Rene Cardenas

Rene Cardenas, from Nicaragua, created the first Spanish-language MLB broadcasts in 1958, teaming with 1998 Ford C. Frick recipient Jaime Jarrin for the new West Coast Dodgers. He remained with the club through 1961 and then moved to the expansion Astros, pioneering Spanish language Baseball in Houston, as broadcast director and announcer from 1962 to 1977. He conceived and organized the first international Broadcasting Network in Spanish from Houston to Mexico, the Caribbean, Central and South America.
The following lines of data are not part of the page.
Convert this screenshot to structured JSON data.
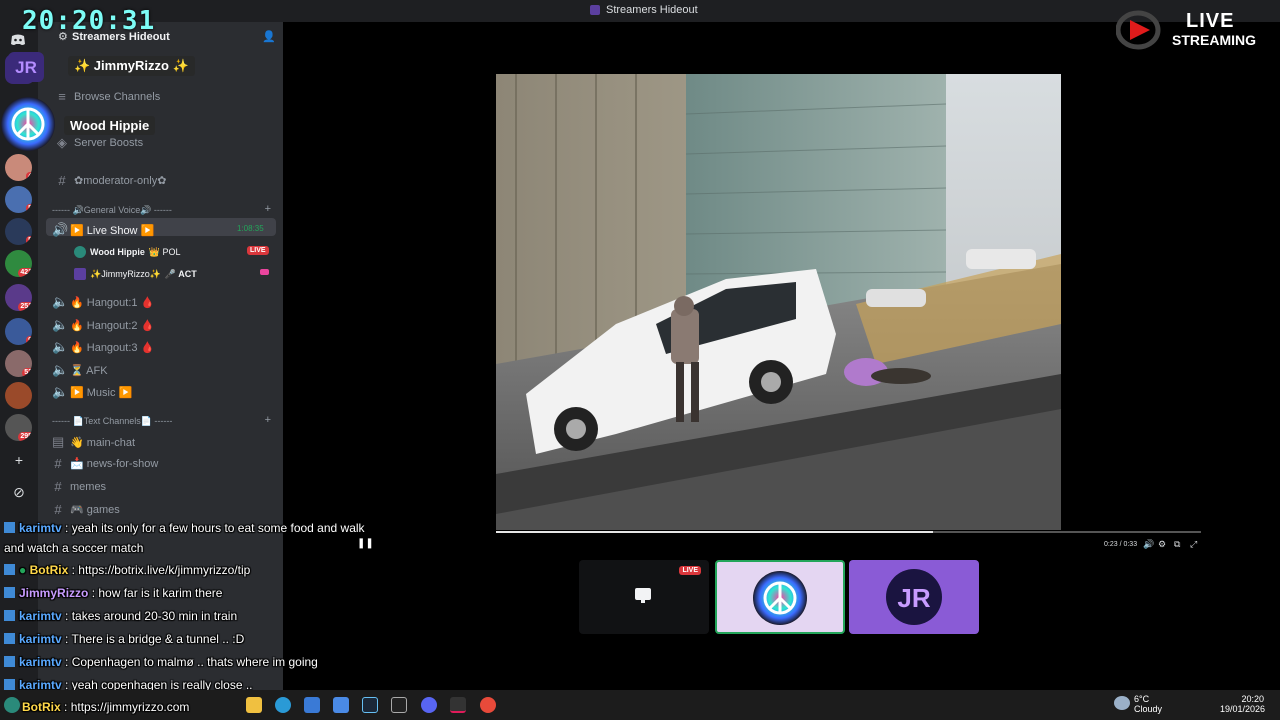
{
  "window": {
    "title": "Streamers Hideout"
  },
  "overlay": {
    "clock": "20:20:31",
    "host_name": "✨ JimmyRizzo ✨",
    "guest_name": "Wood Hippie",
    "live_logo_line1": "LIVE",
    "live_logo_line2": "STREAMING"
  },
  "server_badges": [
    "4",
    "5",
    "5",
    "421",
    "251",
    "9",
    "52",
    "295"
  ],
  "guild": {
    "name": "Streamers Hideout",
    "browse_channels": "Browse Channels",
    "server_boosts": "Server Boosts",
    "moderator_only": "✿moderator-only✿",
    "voice_category": "------ 🔊General Voice🔊 ------",
    "live_show": "▶️ Live Show ▶️",
    "live_show_timer": "1:08:35",
    "voice_users": [
      {
        "name": "Wood Hippie",
        "tag": "👑 POL",
        "status": "LIVE"
      },
      {
        "name": "✨JimmyRizzo✨",
        "tag": "🎤 ACT",
        "status": ""
      }
    ],
    "voice_channels": [
      "🔥 Hangout:1 🩸",
      "🔥 Hangout:2 🩸",
      "🔥 Hangout:3 🩸",
      "⏳ AFK",
      "▶️ Music ▶️"
    ],
    "text_category": "------ 📄Text Channels📄 ------",
    "text_channels": [
      "👋 main-chat",
      "📩 news-for-show",
      "memes",
      "🎮 games"
    ]
  },
  "video": {
    "timecode": "0:23 / 0:33",
    "progress": 0.62
  },
  "tiles": {
    "live_label": "LIVE"
  },
  "chat": [
    {
      "user": "karimtv",
      "text": "yeah its only for a few hours to eat some food and walk"
    },
    {
      "user": "",
      "text": "and watch a soccer match"
    },
    {
      "user": "BotRix",
      "text": "https://botrix.live/k/jimmyrizzo/tip"
    },
    {
      "user": "JimmyRizzo",
      "text": "how far is it karim there"
    },
    {
      "user": "karimtv",
      "text": "takes around 20-30 min in train"
    },
    {
      "user": "karimtv",
      "text": "There is a bridge & a tunnel .. :D"
    },
    {
      "user": "karimtv",
      "text": "Copenhagen to malmø .. thats where im going"
    },
    {
      "user": "karimtv",
      "text": "yeah copenhagen is really close .."
    },
    {
      "user": "BotRix",
      "text": "https://jimmyrizzo.com"
    }
  ],
  "taskbar": {
    "temperature": "6°C",
    "condition": "Cloudy",
    "time": "20:20",
    "date": "19/01/2026"
  },
  "colors": {
    "accent": "#5865f2",
    "live": "#da373c",
    "clock": "#7dfcf6",
    "chat_user": "#5aa9ff"
  }
}
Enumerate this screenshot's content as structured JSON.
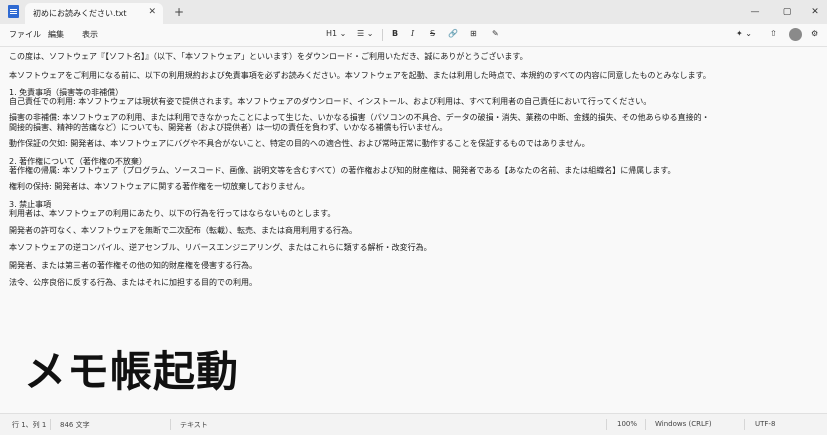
{
  "window": {
    "tab_title": "初めにお読みください.txt",
    "tab_close": "✕",
    "new_tab": "+",
    "minimize": "—",
    "maximize": "▢",
    "close": "✕"
  },
  "menu": {
    "items": [
      "ファイル",
      "編集",
      "表示"
    ]
  },
  "toolbar": {
    "heading": "H1 ⌄",
    "list": "☰ ⌄",
    "bold": "B",
    "italic": "I",
    "strike": "S",
    "link": "🔗",
    "table": "⊞",
    "clear": "✎",
    "copilot": "✦ ⌄",
    "share": "⇧",
    "settings": "⚙"
  },
  "document": {
    "lines": [
      "この度は、ソフトウェア『【ソフト名】』（以下、「本ソフトウェア」といいます）をダウンロード・ご利用いただき、誠にありがとうございます。",
      "本ソフトウェアをご利用になる前に、以下の利用規約および免責事項を必ずお読みください。本ソフトウェアを起動、または利用した時点で、本規約のすべての内容に同意したものとみなします。",
      "1. 免責事項（損害等の非補償）",
      "自己責任での利用: 本ソフトウェアは現状有姿で提供されます。本ソフトウェアのダウンロード、インストール、および利用は、すべて利用者の自己責任において行ってください。",
      "損害の非補償: 本ソフトウェアの利用、または利用できなかったことによって生じた、いかなる損害（パソコンの不具合、データの破損・消失、業務の中断、金銭的損失、その他あらゆる直接的・",
      "間接的損害、精神的苦痛など）についても、開発者（および提供者）は一切の責任を負わず、いかなる補償も行いません。",
      "動作保証の欠如: 開発者は、本ソフトウェアにバグや不具合がないこと、特定の目的への適合性、および常時正常に動作することを保証するものではありません。",
      "2. 著作権について（著作権の不放棄）",
      "著作権の帰属: 本ソフトウェア（プログラム、ソースコード、画像、説明文等を含むすべて）の著作権および知的財産権は、開発者である【あなたの名前、または組織名】に帰属します。",
      "権利の保持: 開発者は、本ソフトウェアに関する著作権を一切放棄しておりません。",
      "3. 禁止事項",
      "利用者は、本ソフトウェアの利用にあたり、以下の行為を行ってはならないものとします。",
      "開発者の許可なく、本ソフトウェアを無断で二次配布（転載）、転売、または商用利用する行為。",
      "本ソフトウェアの逆コンパイル、逆アセンブル、リバースエンジニアリング、またはこれらに類する解析・改変行為。",
      "開発者、または第三者の著作権その他の知的財産権を侵害する行為。",
      "法令、公序良俗に反する行為、またはそれに加担する目的での利用。"
    ]
  },
  "caption": "メモ帳起動",
  "status": {
    "position": "行 1、列 1",
    "chars": "846 文字",
    "format": "テキスト",
    "zoom": "100%",
    "line_ending": "Windows (CRLF)",
    "encoding": "UTF-8"
  }
}
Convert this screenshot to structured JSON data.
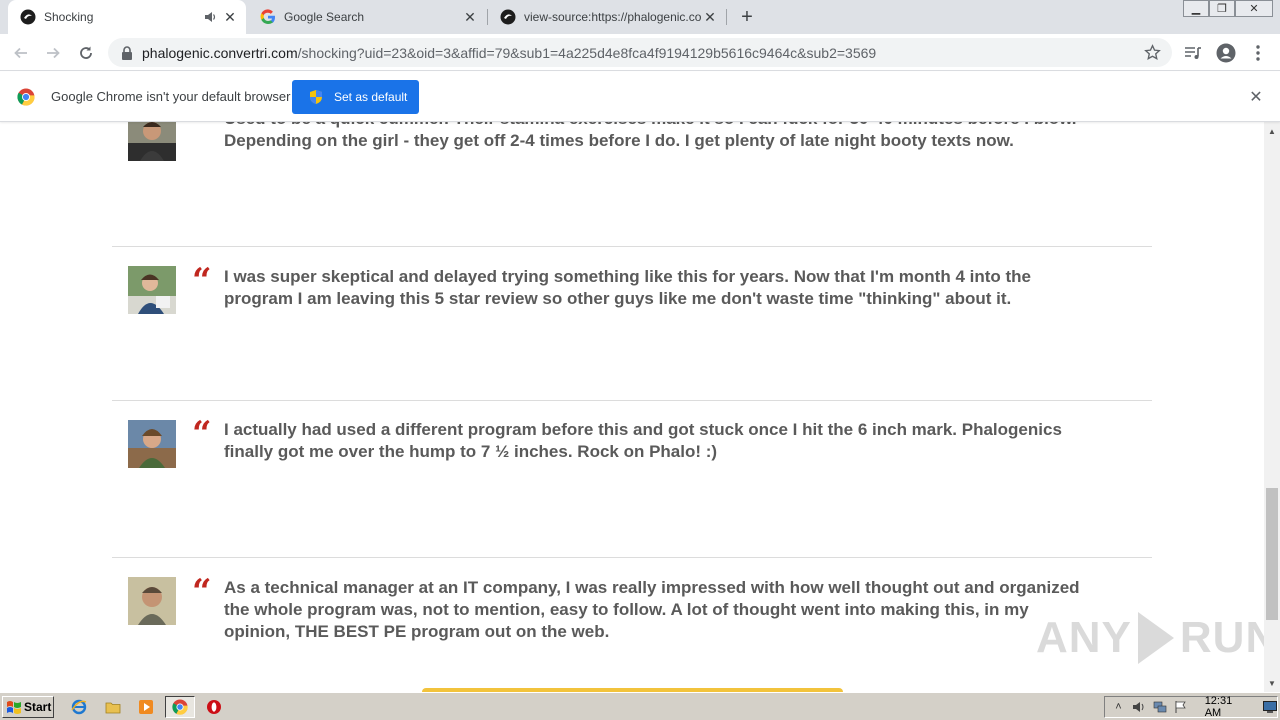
{
  "tabs": [
    {
      "title": "Shocking",
      "active": true,
      "audio": true
    },
    {
      "title": "Google Search",
      "active": false
    },
    {
      "title": "view-source:https://phalogenic.con",
      "active": false
    }
  ],
  "window_controls": {
    "minimize": "▁",
    "restore": "❐",
    "close": "✕"
  },
  "toolbar": {
    "url_host": "phalogenic.convertri.com",
    "url_rest": "/shocking?uid=23&oid=3&affid=79&sub1=4a225d4e8fca4f9194129b5616c9464c&sub2=3569"
  },
  "infobar": {
    "message": "Google Chrome isn't your default browser",
    "button_label": "Set as default",
    "close": "✕"
  },
  "reviews": [
    {
      "quote_mark": "“",
      "text": "Used to be a quick cummer. Their stamina exercises make it so I can fuck for 30-40 minutes before I blow. Depending on the girl - they get off 2-4 times before I do. I get plenty of late night booty texts now."
    },
    {
      "quote_mark": "“",
      "text": "I was super skeptical and delayed trying something like this for years. Now that I'm month 4 into the program I am leaving this 5 star review so other guys like me don't waste time \"thinking\" about it."
    },
    {
      "quote_mark": "“",
      "text": "I actually had used a different program before this and got stuck once I hit the 6 inch mark. Phalogenics finally got me over the hump to 7 ½ inches. Rock on Phalo! :)"
    },
    {
      "quote_mark": "“",
      "text": "As a technical manager at an IT company, I was really impressed with how well thought out and organized the whole program was, not to mention, easy to follow. A lot of thought went into making this, in my opinion, THE BEST PE program out on the web."
    }
  ],
  "watermark": {
    "left": "ANY",
    "right": "RUN"
  },
  "scrollbar": {
    "up": "▲",
    "down": "▼"
  },
  "taskbar": {
    "start_label": "Start",
    "clock": "12:31 AM"
  },
  "colors": {
    "accent": "#1a73e8",
    "quote": "#c0271f",
    "review_text": "#5a5a5a",
    "cta": "#f2c33c"
  }
}
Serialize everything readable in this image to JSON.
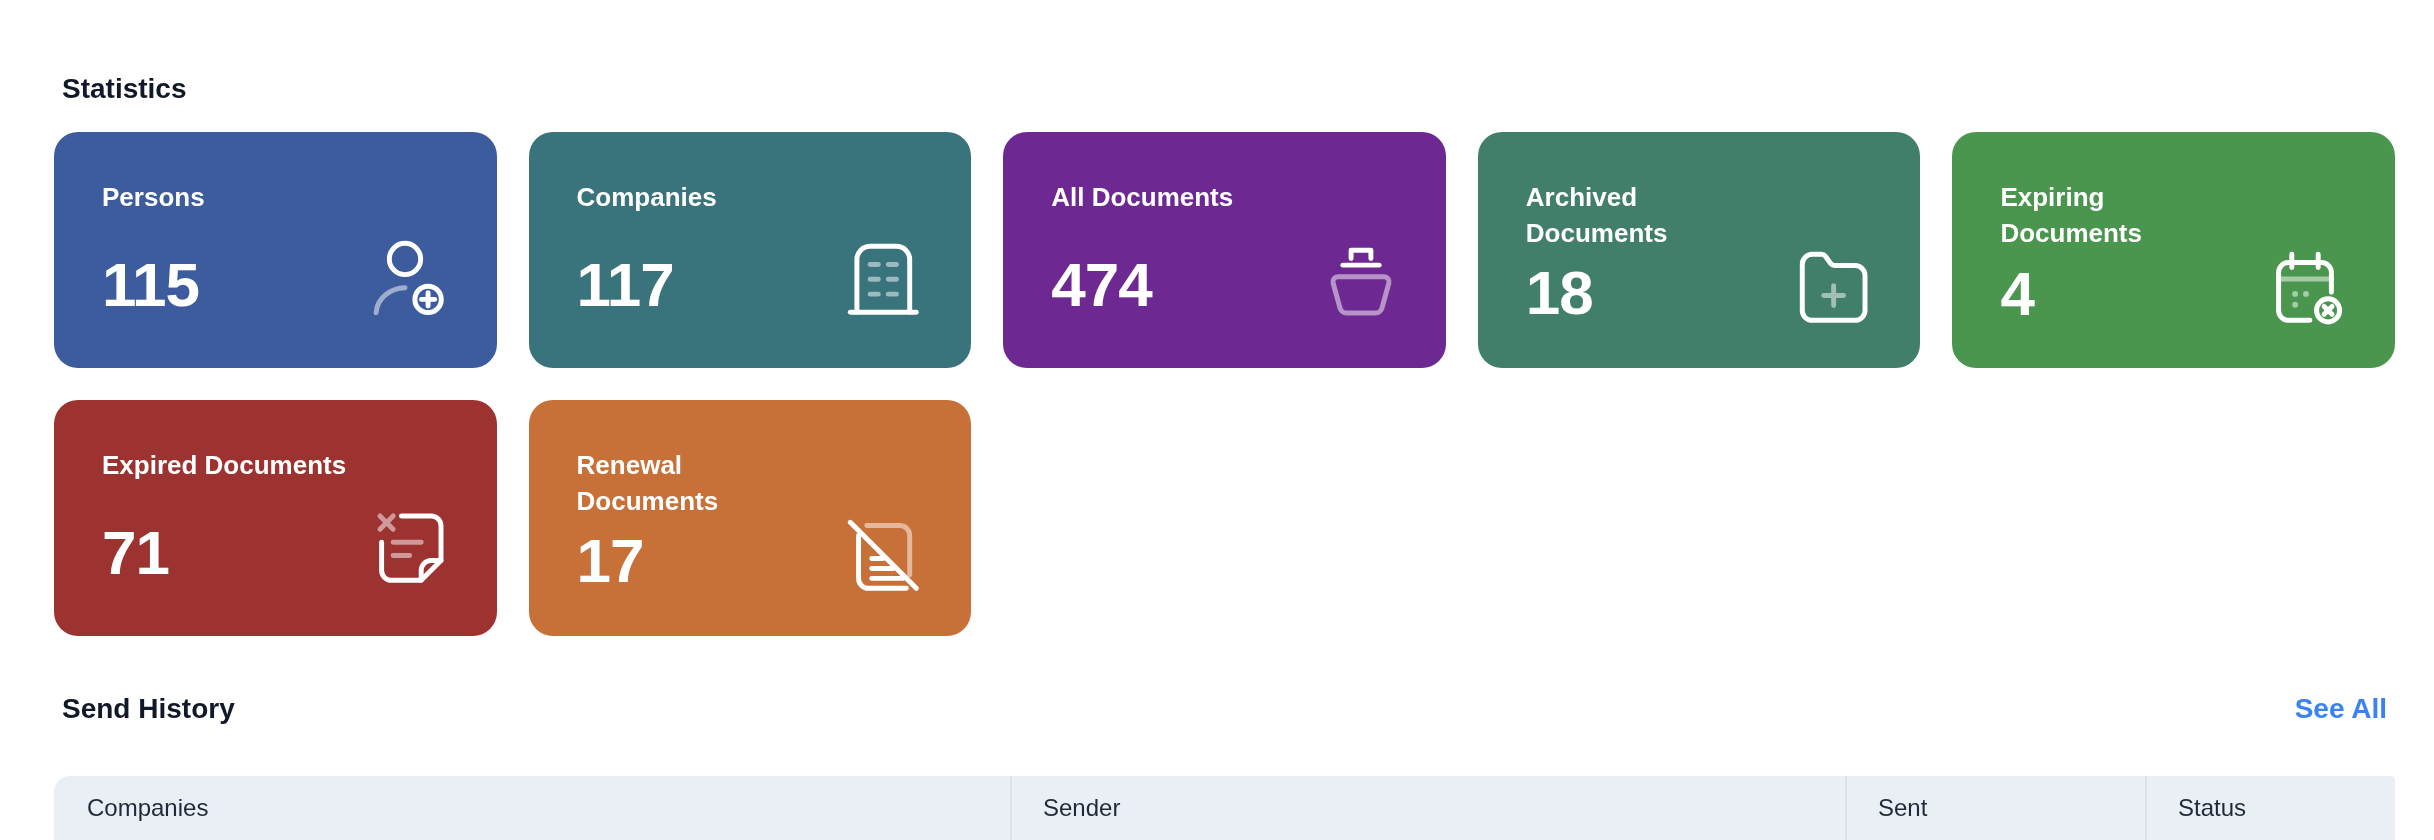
{
  "statistics": {
    "title": "Statistics",
    "cards": [
      {
        "label": "Persons",
        "value": "115",
        "color": "#3d5c9d"
      },
      {
        "label": "Companies",
        "value": "117",
        "color": "#39737b"
      },
      {
        "label": "All Documents",
        "value": "474",
        "color": "#6d2991"
      },
      {
        "label": "Archived Documents",
        "value": "18",
        "color": "#417f6a"
      },
      {
        "label": "Expiring Documents",
        "value": "4",
        "color": "#4b964f"
      },
      {
        "label": "Expired Documents",
        "value": "71",
        "color": "#9d3331"
      },
      {
        "label": "Renewal Documents",
        "value": "17",
        "color": "#c77139"
      }
    ]
  },
  "send_history": {
    "title": "Send History",
    "see_all": "See All",
    "table": {
      "columns": [
        "Companies",
        "Sender",
        "Sent",
        "Status"
      ]
    }
  }
}
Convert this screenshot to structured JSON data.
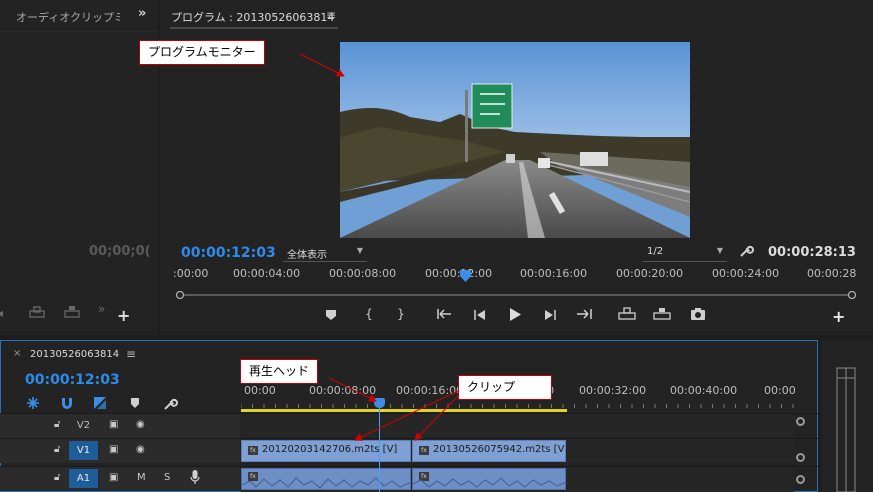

In 1981, he returned to baseball establishing Spanish language Baseball in the American League, as broadcast director and announcer with the Texas Rangers. From 1982-1998 he again teamed with Jarrin on Dodger broadcasts. In 2000 Rene was inducted to the Baseball Hall of Fame of Nicaragua and in 2002, into the “Salon de la Fama del Museo Nacional del Patrimonio Hispano de los Estados Unidos” in Texas. He began his career at age 20, as principal broadcaster of the World Amateur Baseball Series XI in Managua, Nicaragua.

In 1972, he broadcast all the games of the World Amateur Baseball Series XX in the Same country and for many years he went to NIcaragua to broadcast winter baseball after the season. – Courtesy of the National Baseball Hall of Fame, Frick Award Library of Broadcast Nominees Cardenas was inducted into the Broadcasters Wing of the Hispanic Heritage Baseball Museum Hall of Fame in 2002 at Minute Maid Park in Houston, Texas.